Devletin “çözüm” dediği budur. Bunun da Öcalan, PKK ve BDP tarafından kabul edilmediği ortadadır.
PKK’nın çözümü
PKK’nın ise -şimdilik kaydıyla- “çözüm” dediği; iki milletli fiili federasyona geçiştir. Nihai hedef bağımsız Kürt devletidir. Nihai hedefe varma aşamalarında, anayasada Kürt denmiyorsa Türk de denmesin, kimliğimiz anayasal güvenceye alınsın, özerklik tanınsın, Kürtçe eğitim dili olsun, bizim de bayrağımız çekilsin gibi taleplerin kabul edilmesidir.
Devletin de bu talepleri kabul etmediği sır değildir.
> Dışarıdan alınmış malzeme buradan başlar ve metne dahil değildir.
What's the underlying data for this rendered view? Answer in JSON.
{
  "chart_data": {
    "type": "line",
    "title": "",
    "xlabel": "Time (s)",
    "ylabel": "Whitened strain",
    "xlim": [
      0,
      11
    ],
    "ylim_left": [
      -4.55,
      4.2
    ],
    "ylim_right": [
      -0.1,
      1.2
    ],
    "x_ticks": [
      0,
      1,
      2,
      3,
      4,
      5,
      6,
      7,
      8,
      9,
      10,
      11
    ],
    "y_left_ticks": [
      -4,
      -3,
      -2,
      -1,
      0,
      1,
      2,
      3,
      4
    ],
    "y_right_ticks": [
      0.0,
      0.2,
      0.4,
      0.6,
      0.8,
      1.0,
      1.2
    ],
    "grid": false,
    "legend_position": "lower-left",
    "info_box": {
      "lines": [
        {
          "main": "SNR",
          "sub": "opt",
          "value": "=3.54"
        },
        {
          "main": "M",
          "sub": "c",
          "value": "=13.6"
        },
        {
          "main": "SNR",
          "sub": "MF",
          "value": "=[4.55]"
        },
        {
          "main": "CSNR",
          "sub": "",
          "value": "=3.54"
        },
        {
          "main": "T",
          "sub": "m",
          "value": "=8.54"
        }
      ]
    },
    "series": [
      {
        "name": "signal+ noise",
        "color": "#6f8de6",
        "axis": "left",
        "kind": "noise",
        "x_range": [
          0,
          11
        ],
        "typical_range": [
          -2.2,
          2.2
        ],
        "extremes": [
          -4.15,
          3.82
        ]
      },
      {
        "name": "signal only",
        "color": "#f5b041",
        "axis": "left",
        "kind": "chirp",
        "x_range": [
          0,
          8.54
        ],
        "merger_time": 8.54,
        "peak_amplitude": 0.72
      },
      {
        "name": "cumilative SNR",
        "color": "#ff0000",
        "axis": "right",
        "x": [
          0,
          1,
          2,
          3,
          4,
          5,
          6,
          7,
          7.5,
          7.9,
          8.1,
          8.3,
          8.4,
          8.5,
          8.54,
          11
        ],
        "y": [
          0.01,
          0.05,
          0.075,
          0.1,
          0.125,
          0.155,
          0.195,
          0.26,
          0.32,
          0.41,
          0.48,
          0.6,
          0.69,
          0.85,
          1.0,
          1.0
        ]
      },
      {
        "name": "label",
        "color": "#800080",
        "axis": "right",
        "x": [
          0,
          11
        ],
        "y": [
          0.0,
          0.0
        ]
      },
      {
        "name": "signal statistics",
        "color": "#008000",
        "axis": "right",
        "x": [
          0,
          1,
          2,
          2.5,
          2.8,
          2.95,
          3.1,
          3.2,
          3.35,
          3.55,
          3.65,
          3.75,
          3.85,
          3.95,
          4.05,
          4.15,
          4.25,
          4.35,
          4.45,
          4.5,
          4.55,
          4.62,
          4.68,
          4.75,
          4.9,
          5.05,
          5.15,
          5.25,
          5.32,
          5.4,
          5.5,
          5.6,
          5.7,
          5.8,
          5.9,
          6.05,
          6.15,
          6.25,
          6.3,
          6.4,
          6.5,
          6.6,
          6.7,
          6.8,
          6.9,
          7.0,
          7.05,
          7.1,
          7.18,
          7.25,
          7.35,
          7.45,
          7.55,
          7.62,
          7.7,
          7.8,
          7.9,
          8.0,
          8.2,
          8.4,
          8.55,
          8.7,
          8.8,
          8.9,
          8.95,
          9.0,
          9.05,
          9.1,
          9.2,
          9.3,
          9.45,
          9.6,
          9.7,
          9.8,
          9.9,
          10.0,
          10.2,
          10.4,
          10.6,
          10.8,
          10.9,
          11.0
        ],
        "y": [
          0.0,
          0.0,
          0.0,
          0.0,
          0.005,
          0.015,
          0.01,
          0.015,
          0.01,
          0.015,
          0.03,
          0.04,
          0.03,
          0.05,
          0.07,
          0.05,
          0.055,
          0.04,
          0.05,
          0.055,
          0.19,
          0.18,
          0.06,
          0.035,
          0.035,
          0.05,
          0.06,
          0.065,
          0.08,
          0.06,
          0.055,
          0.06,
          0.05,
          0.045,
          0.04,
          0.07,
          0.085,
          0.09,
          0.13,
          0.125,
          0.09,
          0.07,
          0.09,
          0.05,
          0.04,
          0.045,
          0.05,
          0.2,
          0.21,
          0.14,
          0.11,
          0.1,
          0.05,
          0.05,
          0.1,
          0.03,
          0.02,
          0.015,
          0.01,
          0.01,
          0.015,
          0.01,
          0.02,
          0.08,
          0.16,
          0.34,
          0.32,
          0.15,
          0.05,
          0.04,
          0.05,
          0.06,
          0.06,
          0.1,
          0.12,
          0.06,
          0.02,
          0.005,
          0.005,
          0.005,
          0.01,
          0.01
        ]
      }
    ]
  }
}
Bu bilindiği içindir ki, PKK ve siyasi temsilcileri, Birleşmiş Milletler’den söz etmektedirler. Amaç, sorunu uluslararası niteliğe taşıyıp, uluslararası müdahale ile Türkiye’yi “evet”e zorlamaktır. Bu “evet”, PKK açısından referandumdaki “evet”ten çok farklı ve çok daha önemlidir. Bu nedenle sorun “bir ramazanlık ve bir referandumluk eylemsizlik kararı”yla çözülecek kadar yakın ve kolay değildir. Veya “bir referandumluk veya bir seçimlik” bir sorun da değildir. Bunları aşan bir sorundur.